In 2018 Princess Sarah became a program ambassador for Women Deliver, a global advocacy group. In June 2018 Princess Sarah conducted a three-day visit to Burundi where she met with the First Lady of Burundi, top government officials, and partners with the World Food Programme.

== Personal life and views ==
She married U.N. Commissioner on Human Rights Prince Zeid bin Ra’ad Zeid al-Hussein, a Jordanian prince and claimant to the throne of Iraq as a relative of King Faisal II, on 5 July 2000 in Amman. As a pretender of the Iraqi throne, her husband claims the title of Crown Prince of Iraq. Princess Sarah and Prince Zeid bin Ra’ad Zeid al-Hussein have three children. After the birth of her third child, Princess Azziza, Princess Sarah suffered an amniotic fluid embolism.
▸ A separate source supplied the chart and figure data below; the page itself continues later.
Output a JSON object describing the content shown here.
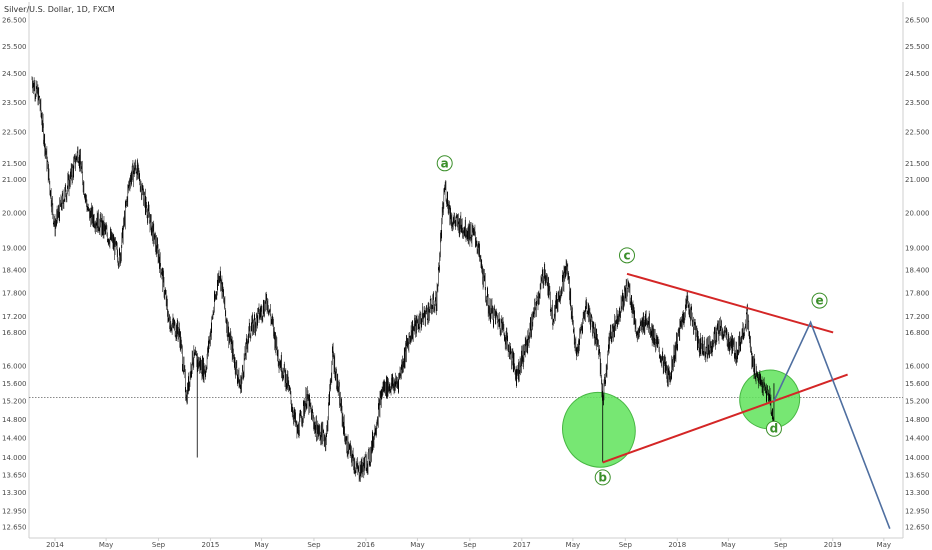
{
  "header": {
    "title": "Silver/U.S. Dollar, 1D, FXCM"
  },
  "colors": {
    "background": "#ffffff",
    "price_bars": "#000000",
    "trendline": "#d42626",
    "projection": "#4f6fa0",
    "ellipse_fill": "#5fe35a",
    "ellipse_stroke": "#47b743",
    "wave_label": "#3b8f2a",
    "price_line": "#444444",
    "axis_border": "#cfcfcf"
  },
  "chart_data": {
    "type": "line",
    "title": "Silver/U.S. Dollar, 1D, FXCM",
    "x_ticks": [
      "2014",
      "May",
      "Sep",
      "2015",
      "May",
      "Sep",
      "2016",
      "May",
      "Sep",
      "2017",
      "May",
      "Sep",
      "2018",
      "May",
      "Sep",
      "2019",
      "May"
    ],
    "x_tick_dates": [
      "2014-01-01",
      "2014-05-01",
      "2014-09-01",
      "2015-01-01",
      "2015-05-01",
      "2015-09-01",
      "2016-01-01",
      "2016-05-01",
      "2016-09-01",
      "2017-01-01",
      "2017-05-01",
      "2017-09-01",
      "2018-01-01",
      "2018-05-01",
      "2018-09-01",
      "2019-01-01",
      "2019-05-01"
    ],
    "y_ticks": [
      "26.500",
      "25.500",
      "24.500",
      "23.500",
      "22.500",
      "21.500",
      "21.000",
      "20.000",
      "19.000",
      "18.400",
      "17.800",
      "17.200",
      "16.800",
      "16.000",
      "15.600",
      "15.200",
      "14.800",
      "14.400",
      "14.000",
      "13.650",
      "13.300",
      "12.950",
      "12.650"
    ],
    "y_scale": "log",
    "ylim": [
      12.45,
      27.2
    ],
    "horizontal_price_line": 15.28,
    "series": [
      {
        "kind": "price",
        "points": [
          [
            "2013-11-08",
            24.3
          ],
          [
            "2013-11-25",
            23.6
          ],
          [
            "2013-12-10",
            21.9
          ],
          [
            "2013-12-31",
            19.6
          ],
          [
            "2014-01-20",
            20.4
          ],
          [
            "2014-02-10",
            21.2
          ],
          [
            "2014-02-24",
            21.9
          ],
          [
            "2014-03-20",
            20.0
          ],
          [
            "2014-04-15",
            19.7
          ],
          [
            "2014-05-15",
            19.2
          ],
          [
            "2014-06-02",
            18.7
          ],
          [
            "2014-06-25",
            21.0
          ],
          [
            "2014-07-10",
            21.4
          ],
          [
            "2014-08-01",
            20.3
          ],
          [
            "2014-09-05",
            18.6
          ],
          [
            "2014-09-25",
            17.1
          ],
          [
            "2014-10-20",
            16.8
          ],
          [
            "2014-11-06",
            15.3
          ],
          [
            "2014-11-20",
            16.2
          ],
          [
            "2014-12-20",
            15.9
          ],
          [
            "2015-01-22",
            18.4
          ],
          [
            "2015-02-10",
            16.9
          ],
          [
            "2015-03-12",
            15.5
          ],
          [
            "2015-04-01",
            16.8
          ],
          [
            "2015-05-15",
            17.6
          ],
          [
            "2015-06-10",
            16.2
          ],
          [
            "2015-07-01",
            15.6
          ],
          [
            "2015-07-24",
            14.5
          ],
          [
            "2015-08-15",
            15.3
          ],
          [
            "2015-09-05",
            14.6
          ],
          [
            "2015-09-30",
            14.4
          ],
          [
            "2015-10-15",
            16.3
          ],
          [
            "2015-11-15",
            14.3
          ],
          [
            "2015-12-14",
            13.7
          ],
          [
            "2016-01-10",
            14.0
          ],
          [
            "2016-02-10",
            15.5
          ],
          [
            "2016-03-15",
            15.6
          ],
          [
            "2016-04-15",
            16.8
          ],
          [
            "2016-05-15",
            17.2
          ],
          [
            "2016-06-15",
            17.6
          ],
          [
            "2016-07-04",
            20.8
          ],
          [
            "2016-07-20",
            19.8
          ],
          [
            "2016-08-15",
            19.6
          ],
          [
            "2016-09-15",
            19.3
          ],
          [
            "2016-10-15",
            17.4
          ],
          [
            "2016-11-15",
            17.0
          ],
          [
            "2016-12-20",
            15.8
          ],
          [
            "2017-01-15",
            16.6
          ],
          [
            "2017-02-24",
            18.4
          ],
          [
            "2017-03-15",
            17.2
          ],
          [
            "2017-04-17",
            18.5
          ],
          [
            "2017-05-09",
            16.2
          ],
          [
            "2017-06-01",
            17.5
          ],
          [
            "2017-06-30",
            16.5
          ],
          [
            "2017-07-10",
            15.2
          ],
          [
            "2017-07-25",
            16.6
          ],
          [
            "2017-09-08",
            18.0
          ],
          [
            "2017-09-30",
            16.7
          ],
          [
            "2017-10-20",
            17.2
          ],
          [
            "2017-12-12",
            15.7
          ],
          [
            "2018-01-10",
            17.0
          ],
          [
            "2018-01-25",
            17.6
          ],
          [
            "2018-02-20",
            16.5
          ],
          [
            "2018-03-15",
            16.4
          ],
          [
            "2018-04-12",
            16.9
          ],
          [
            "2018-05-20",
            16.3
          ],
          [
            "2018-06-14",
            17.2
          ],
          [
            "2018-06-25",
            16.1
          ],
          [
            "2018-07-15",
            15.6
          ],
          [
            "2018-08-06",
            15.3
          ],
          [
            "2018-08-16",
            14.6
          ]
        ]
      },
      {
        "kind": "trendline",
        "from": [
          "2017-09-05",
          18.3
        ],
        "to": [
          "2019-01-02",
          16.8
        ]
      },
      {
        "kind": "trendline",
        "from": [
          "2017-07-10",
          13.9
        ],
        "to": [
          "2019-02-05",
          15.8
        ]
      },
      {
        "kind": "projection",
        "points": [
          [
            "2018-08-16",
            15.2
          ],
          [
            "2018-11-10",
            17.05
          ],
          [
            "2019-05-15",
            12.62
          ]
        ]
      }
    ],
    "wave_labels": [
      {
        "text": "a",
        "date": "2016-07-04",
        "price": 21.5
      },
      {
        "text": "b",
        "date": "2017-07-10",
        "price": 13.6
      },
      {
        "text": "c",
        "date": "2017-09-05",
        "price": 18.8
      },
      {
        "text": "d",
        "date": "2018-08-16",
        "price": 14.6
      },
      {
        "text": "e",
        "date": "2018-12-01",
        "price": 17.6
      }
    ],
    "highlight_zones": [
      {
        "date": "2017-07-01",
        "price_low": 13.8,
        "price_high": 15.4
      },
      {
        "date": "2018-08-06",
        "price_low": 14.6,
        "price_high": 15.9
      }
    ]
  }
}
She had little chance of survival but recovered.

Princess Sarah has stated that her passion for health advocacy comes from her personal experience as a mother.

In May 2014, Princess Sarah spoke in support of a woman's right to an abortion, stating that if women are ostracized for their reproductive health choices then the causes of unwanted pregnancies will not be understood, and that misinformation and a lack of resources can relate to unsafe abortions. She also spoke out against the Syrian conflict and the health crisis it has caused.